3. DEI & Leadership: Still Crawling, Not Running
63% of solicitors are women, yet only 28% of equity partners are. The gap is glaring—and the response has been tepid. Only 20% of firms have active DEI programs, and fewer still have undertaken a gender pay gap analysis. Every year, this data drives me absolutely bonkers. It’s disheartening not just because the gap is wide, but because it’s barely moving.
This is no longer about awareness; it’s about accountability. Firms must build inclusive pathways to equity and measure them. Until then, we’re just circulating the same conversation every year.
4. Recruitment Reality Check: Growth Isn’t Guaranteed
While 59% of firms expect headcount growth, only 39% achieved it in 2024. This optimism gap reflects what we see across markets: intent is not translating into outcome. Why? Because the war for talent has shifted. It’s no longer about who pays the most—it’s about who invests the most in purpose, flexibility, and growth.
The shift from backfill to growth hiring is promising. But it must be supported by more strategic workforce planning—especially around specialist roles like legal ops, knowledge management, and IT. These are the functions that will unlock future capacity, yet continue to be underfunded and overlooked.
5. Bonus Models: Broken Signals in a Performance Culture
Bonuses have always intrigued me, particularly as they intersect with career frameworks—or the lack thereof. According to the survey, 58% of lawyers earn bonuses based on individual financial performance, often tied to fees billed or recovered (both 41%). But 55% receive what are labelled discretionary bonuses, and therein lies the problem.
In many firms, discretionary means opaque. There’s no clear roadmap of what behaviour or value beyond billables will earn recognition. Mentoring, innovation, client relationship development—these non-financials are applauded in theory but often unrewarded in practice. And when professionals don’t see a clear line of sight between effort and outcome, motivation wanes.

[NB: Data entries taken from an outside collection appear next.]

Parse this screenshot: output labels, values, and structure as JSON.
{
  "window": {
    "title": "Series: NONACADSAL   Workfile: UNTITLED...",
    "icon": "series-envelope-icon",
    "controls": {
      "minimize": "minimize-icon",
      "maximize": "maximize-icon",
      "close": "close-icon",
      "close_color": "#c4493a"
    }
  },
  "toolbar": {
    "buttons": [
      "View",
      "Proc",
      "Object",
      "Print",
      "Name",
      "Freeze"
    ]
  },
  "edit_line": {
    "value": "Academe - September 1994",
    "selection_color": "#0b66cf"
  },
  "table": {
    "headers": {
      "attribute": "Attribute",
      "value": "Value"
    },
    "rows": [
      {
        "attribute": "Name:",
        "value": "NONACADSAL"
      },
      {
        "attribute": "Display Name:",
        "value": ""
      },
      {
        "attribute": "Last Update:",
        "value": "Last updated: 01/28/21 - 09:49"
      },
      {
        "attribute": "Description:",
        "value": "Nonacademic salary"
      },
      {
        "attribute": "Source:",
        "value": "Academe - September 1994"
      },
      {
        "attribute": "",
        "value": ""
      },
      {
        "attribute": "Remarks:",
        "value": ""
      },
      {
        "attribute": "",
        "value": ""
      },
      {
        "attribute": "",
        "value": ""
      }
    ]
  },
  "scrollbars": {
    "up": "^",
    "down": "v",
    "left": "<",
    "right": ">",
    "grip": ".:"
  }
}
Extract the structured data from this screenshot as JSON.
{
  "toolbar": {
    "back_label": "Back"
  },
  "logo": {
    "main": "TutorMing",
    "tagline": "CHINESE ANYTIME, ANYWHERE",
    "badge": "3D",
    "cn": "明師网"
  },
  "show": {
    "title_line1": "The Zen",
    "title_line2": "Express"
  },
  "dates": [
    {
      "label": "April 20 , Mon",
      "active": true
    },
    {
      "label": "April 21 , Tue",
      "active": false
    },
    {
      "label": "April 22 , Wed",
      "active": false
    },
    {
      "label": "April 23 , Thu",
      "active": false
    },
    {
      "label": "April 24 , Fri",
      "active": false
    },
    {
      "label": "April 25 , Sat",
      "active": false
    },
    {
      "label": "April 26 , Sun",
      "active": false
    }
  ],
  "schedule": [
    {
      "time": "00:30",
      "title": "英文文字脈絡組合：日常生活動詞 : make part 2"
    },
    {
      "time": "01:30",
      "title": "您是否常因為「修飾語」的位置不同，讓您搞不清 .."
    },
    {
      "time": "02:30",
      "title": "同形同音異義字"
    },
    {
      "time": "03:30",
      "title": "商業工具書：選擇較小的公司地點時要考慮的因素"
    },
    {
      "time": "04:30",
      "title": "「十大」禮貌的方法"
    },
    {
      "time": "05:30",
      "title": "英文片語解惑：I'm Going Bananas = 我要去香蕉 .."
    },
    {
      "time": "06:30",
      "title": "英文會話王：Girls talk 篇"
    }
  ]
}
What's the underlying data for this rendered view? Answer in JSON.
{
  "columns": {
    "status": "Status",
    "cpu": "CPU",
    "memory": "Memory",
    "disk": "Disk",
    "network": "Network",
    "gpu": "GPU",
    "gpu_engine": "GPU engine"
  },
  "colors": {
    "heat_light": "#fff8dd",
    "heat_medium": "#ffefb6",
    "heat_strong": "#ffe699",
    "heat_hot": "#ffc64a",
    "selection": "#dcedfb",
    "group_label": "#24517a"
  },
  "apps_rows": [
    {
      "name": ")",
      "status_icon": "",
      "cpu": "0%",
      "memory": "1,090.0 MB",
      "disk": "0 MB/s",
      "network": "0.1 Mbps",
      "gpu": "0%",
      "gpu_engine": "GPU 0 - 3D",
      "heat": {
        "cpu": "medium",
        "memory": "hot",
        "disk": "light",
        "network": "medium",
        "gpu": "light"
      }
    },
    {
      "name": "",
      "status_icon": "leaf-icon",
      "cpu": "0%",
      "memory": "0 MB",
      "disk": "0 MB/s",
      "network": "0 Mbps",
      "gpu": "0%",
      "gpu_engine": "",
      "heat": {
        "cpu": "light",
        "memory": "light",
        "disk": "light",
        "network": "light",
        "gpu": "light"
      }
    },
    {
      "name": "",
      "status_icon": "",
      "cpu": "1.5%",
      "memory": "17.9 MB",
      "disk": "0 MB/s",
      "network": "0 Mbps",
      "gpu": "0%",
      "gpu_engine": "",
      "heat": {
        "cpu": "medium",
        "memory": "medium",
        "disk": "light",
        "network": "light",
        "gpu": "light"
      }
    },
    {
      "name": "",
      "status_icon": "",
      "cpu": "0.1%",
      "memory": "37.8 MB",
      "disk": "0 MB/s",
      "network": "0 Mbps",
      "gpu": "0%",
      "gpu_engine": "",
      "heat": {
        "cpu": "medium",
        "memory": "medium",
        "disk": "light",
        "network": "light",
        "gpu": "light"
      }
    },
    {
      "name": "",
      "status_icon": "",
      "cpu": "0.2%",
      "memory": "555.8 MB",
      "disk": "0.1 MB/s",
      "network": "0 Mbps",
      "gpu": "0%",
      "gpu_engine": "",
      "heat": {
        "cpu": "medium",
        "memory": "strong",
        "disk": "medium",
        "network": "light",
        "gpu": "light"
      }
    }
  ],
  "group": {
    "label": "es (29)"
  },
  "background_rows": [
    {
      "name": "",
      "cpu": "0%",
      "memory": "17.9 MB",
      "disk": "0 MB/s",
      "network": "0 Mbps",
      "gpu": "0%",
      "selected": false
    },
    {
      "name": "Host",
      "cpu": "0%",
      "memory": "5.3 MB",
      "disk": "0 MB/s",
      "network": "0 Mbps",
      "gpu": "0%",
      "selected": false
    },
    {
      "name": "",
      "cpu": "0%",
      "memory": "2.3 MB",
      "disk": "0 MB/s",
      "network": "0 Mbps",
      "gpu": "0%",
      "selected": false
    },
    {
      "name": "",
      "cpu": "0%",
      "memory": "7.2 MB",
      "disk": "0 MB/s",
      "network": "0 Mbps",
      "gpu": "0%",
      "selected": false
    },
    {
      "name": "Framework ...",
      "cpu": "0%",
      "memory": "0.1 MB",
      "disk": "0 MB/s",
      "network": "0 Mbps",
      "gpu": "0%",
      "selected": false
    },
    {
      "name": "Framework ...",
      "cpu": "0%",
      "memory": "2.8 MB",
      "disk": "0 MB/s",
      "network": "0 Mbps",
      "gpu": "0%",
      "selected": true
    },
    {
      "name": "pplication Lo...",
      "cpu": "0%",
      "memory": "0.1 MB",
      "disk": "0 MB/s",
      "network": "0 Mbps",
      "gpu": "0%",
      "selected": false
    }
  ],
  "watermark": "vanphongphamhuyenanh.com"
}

Even more concerning is the near-total absence of team or firm performance bonuses. Only 11% of firms consider profitability per matter. That speaks volumes. We’re still in an industry that rewards individual results, not collaborative architects.
Until bonus models evolve to reflect contribution beyond individual billing, we will continue to struggle with alignment, engagement, and the adoption of modern pricing and service delivery models.
Novum Global’s Outlook: What Progressive Firms Are Doing Differently
Across our client base, we’re seeing a new breed of legal employers emerge—ones that are:
- Creating multi-pathway career frameworks (not just partner-or-bust)
- Embedding flexible workforce structures, including offshore and on-demand talent
- Investing in internal brand and EVP storytelling, especially for early-career hires
- Reframing DEI as a business performance strategy, not just a policy goal
- Using data to align remuneration, retention, and performance
These firms aren’t waiting for the market to shift. They’re designing for it.
Final Word: From Caution to Creativity
The 2025 ALPMA report underscores that while the legal sector may be stabilising, it has not yet fully transitioned from reactive to proactive. For leaders, the message is clear: the future won’t reward the cautious—it will reward the courageous.
At Novum Global, we believe the firms that win will be those that reimagine what it means to lead, not just bill. This isn’t just a war for talent. It’s a race to redefine value—and the clock is already ticking.